Events are important, but Buijze points out that there are three categories of messages that a component has reasons to send and emphasizes that an event is not the same thing as a message:

  • An Event is when something has happened. They are distributed to all handlers and no results are returned.
  • A Command is when you want the system to do something. They are routed to a single handler and return a result.
  • A Query is when you want to know something. They return a result.

To support the promises of location transparency and work with these different types of messages, AxonHub was released in 2017, at last year’s conference. Buijze describes it as a messaging platform that understands the different type of messages, not the content, and is capable of routing the different types to the correct destinations. He notes that the ideas of the hub are comparable to the microservices concept of smart endpoints and dumb pipes even though the pipe in this case is aware of the message types.

Looking into the future, Buijze believes that the microservices evolution will continue, and he also believes that the way the Axon components work and communicate can be useful in a serverless environment. Their first step in this direction will be to provide a SaaS solution, but he also noted that they have more to learn and that there is more work to be done to be able to use a serverless environment efficiently.
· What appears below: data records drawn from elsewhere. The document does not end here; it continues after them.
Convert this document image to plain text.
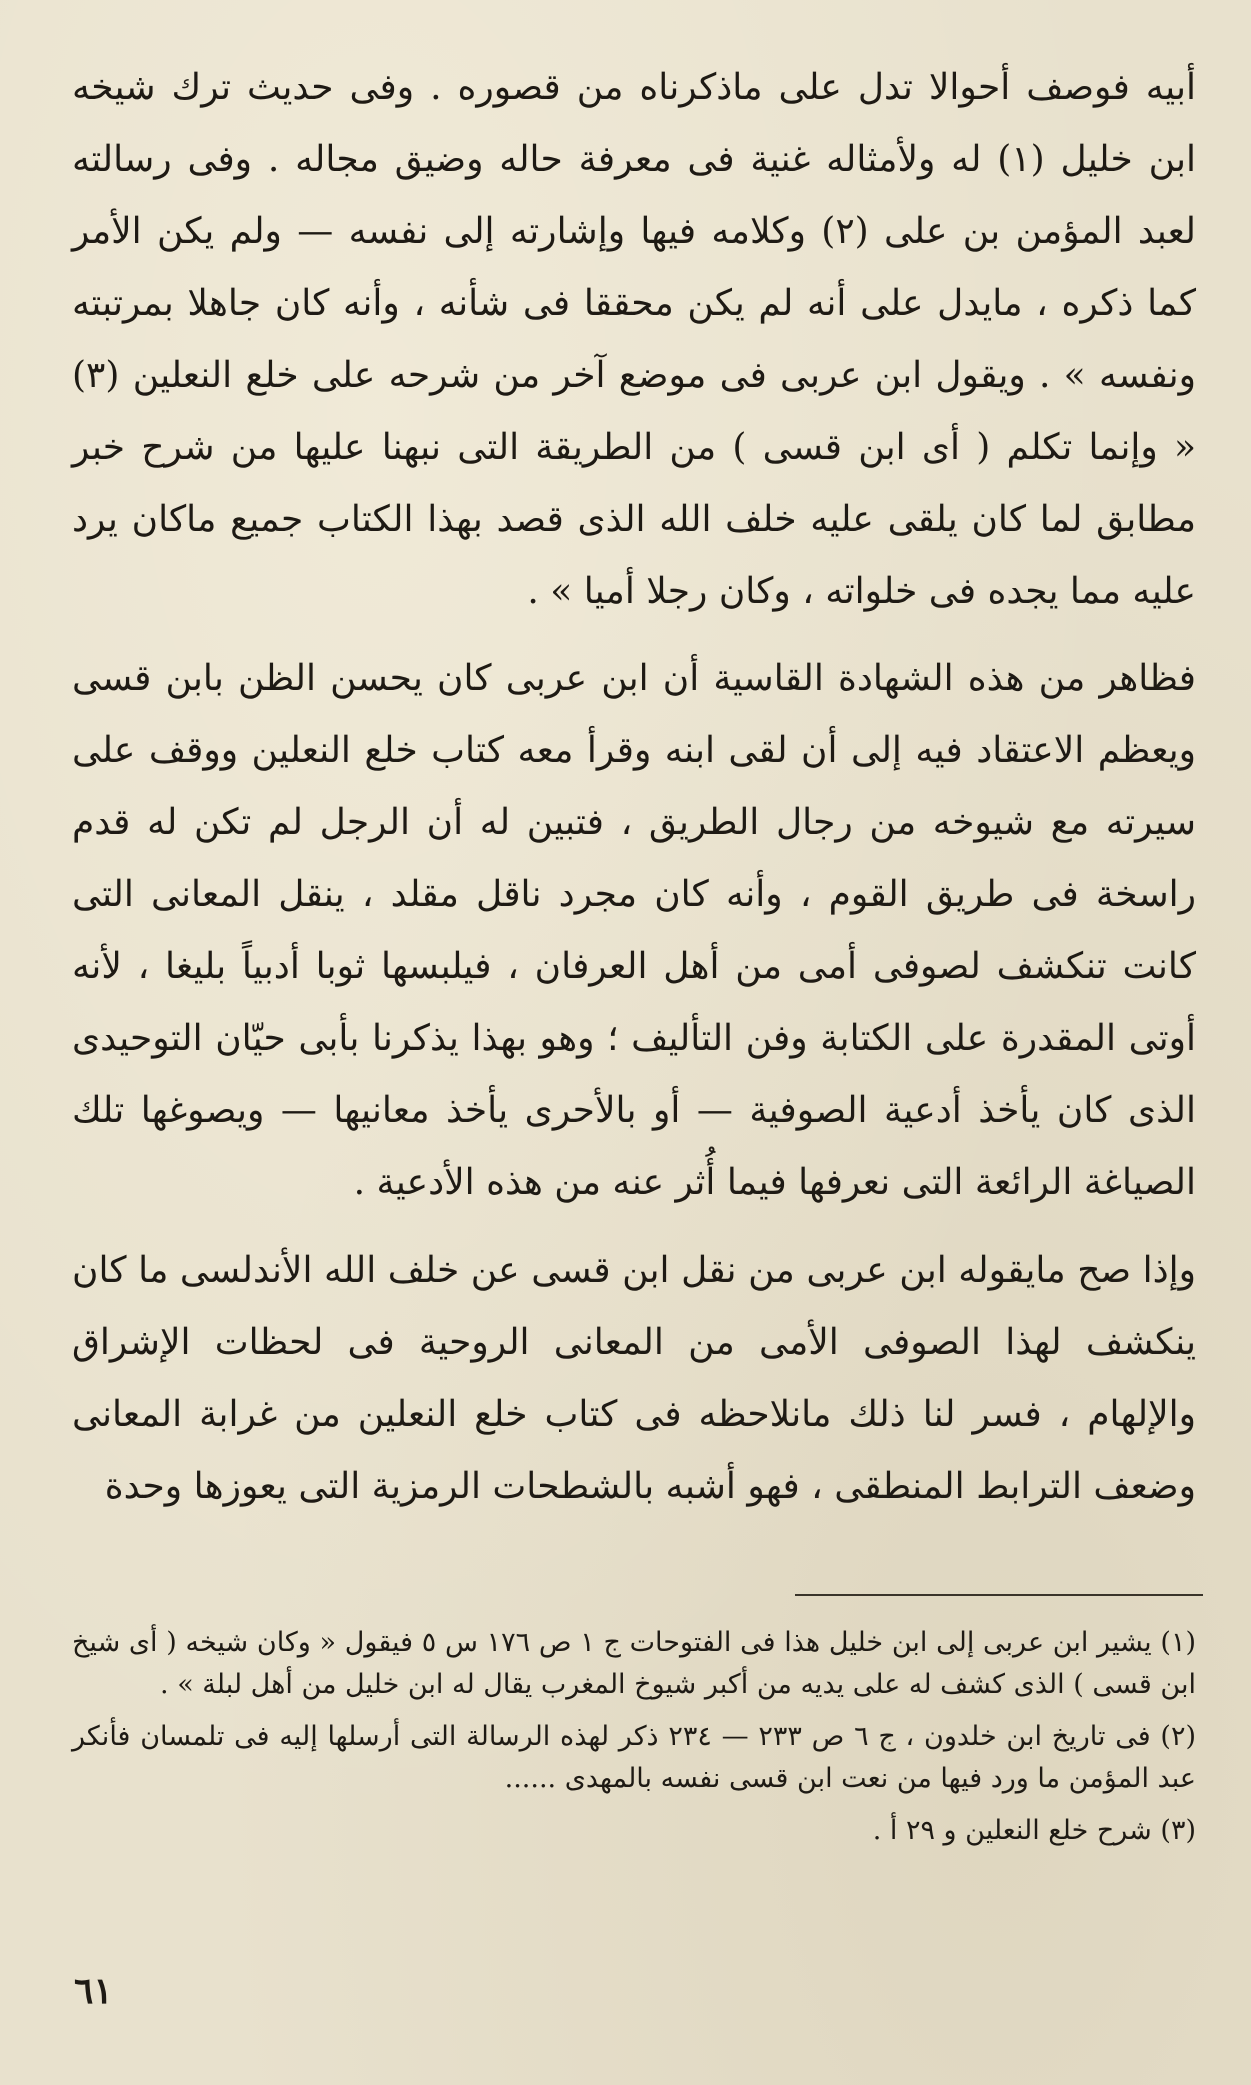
أبيه فوصف أحوالا تدل على ماذكرناه من قصوره . وفى حديث ترك شيخه ابن خليل (١) له ولأمثاله غنية فى معرفة حاله وضيق مجاله . وفى رسالته لعبد المؤمن بن على (٢) وكلامه فيها وإشارته إلى نفسه — ولم يكن الأمر كما ذكره ، مايدل على أنه لم يكن محققا فى شأنه ، وأنه كان جاهلا بمرتبته ونفسه » . ويقول ابن عربى فى موضع آخر من شرحه على خلع النعلين (٣) « وإنما تكلم ( أى ابن قسى ) من الطريقة التى نبهنا عليها من شرح خبر مطابق لما كان يلقى عليه خلف الله الذى قصد بهذا الكتاب جميع ماكان يرد عليه مما يجده فى خلواته ، وكان رجلا أميا » .

فظاهر من هذه الشهادة القاسية أن ابن عربى كان يحسن الظن بابن قسى ويعظم الاعتقاد فيه إلى أن لقى ابنه وقرأ معه كتاب خلع النعلين ووقف على سيرته مع شيوخه من رجال الطريق ، فتبين له أن الرجل لم تكن له قدم راسخة فى طريق القوم ، وأنه كان مجرد ناقل مقلد ، ينقل المعانى التى كانت تنكشف لصوفى أمى من أهل العرفان ، فيلبسها ثوبا أدبياً بليغا ، لأنه أوتى المقدرة على الكتابة وفن التأليف ؛ وهو بهذا يذكرنا بأبى حيّان التوحيدى الذى كان يأخذ أدعية الصوفية — أو بالأحرى يأخذ معانيها — ويصوغها تلك الصياغة الرائعة التى نعرفها فيما أُثر عنه من هذه الأدعية .

وإذا صح مايقوله ابن عربى من نقل ابن قسى عن خلف الله الأندلسى ما كان ينكشف لهذا الصوفى الأمى من المعانى الروحية فى لحظات الإشراق والإلهام ، فسر لنا ذلك مانلاحظه فى كتاب خلع النعلين من غرابة المعانى وضعف الترابط المنطقى ، فهو أشبه بالشطحات الرمزية التى يعوزها وحدة

(١) يشير ابن عربى إلى ابن خليل هذا فى الفتوحات ج ١ ص ١٧٦ س ٥ فيقول « وكان شيخه ( أى شيخ ابن قسى ) الذى كشف له على يديه من أكبر شيوخ المغرب يقال له ابن خليل من أهل لبلة » .

(٢) فى تاريخ ابن خلدون ، ج ٦ ص ٢٣٣ — ٢٣٤ ذكر لهذه الرسالة التى أرسلها إليه فى تلمسان فأنكر عبد المؤمن ما ورد فيها من نعت ابن قسى نفسه بالمهدى ......

(٣) شرح خلع النعلين و ٢٩ أ .

٦١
Earlier this year the Axon team released AxonDB, a purpose-built event store. The store is used by AxonHub for storing events and because of that they have decided to merge these two products into Axon Server which was announced during the conference. The server is available both as open source and as an enterprise version.

The work on the next version of Axon, version 4, is ongoing and the first milestone was recently released. Product launch is planned for October 18.

Axon Framework is an open source product for the JVM platform, founded in 2009 by Allard Buijze. In July 2017 a separate company, AxonIQ, was founded to solely work with the Axon products.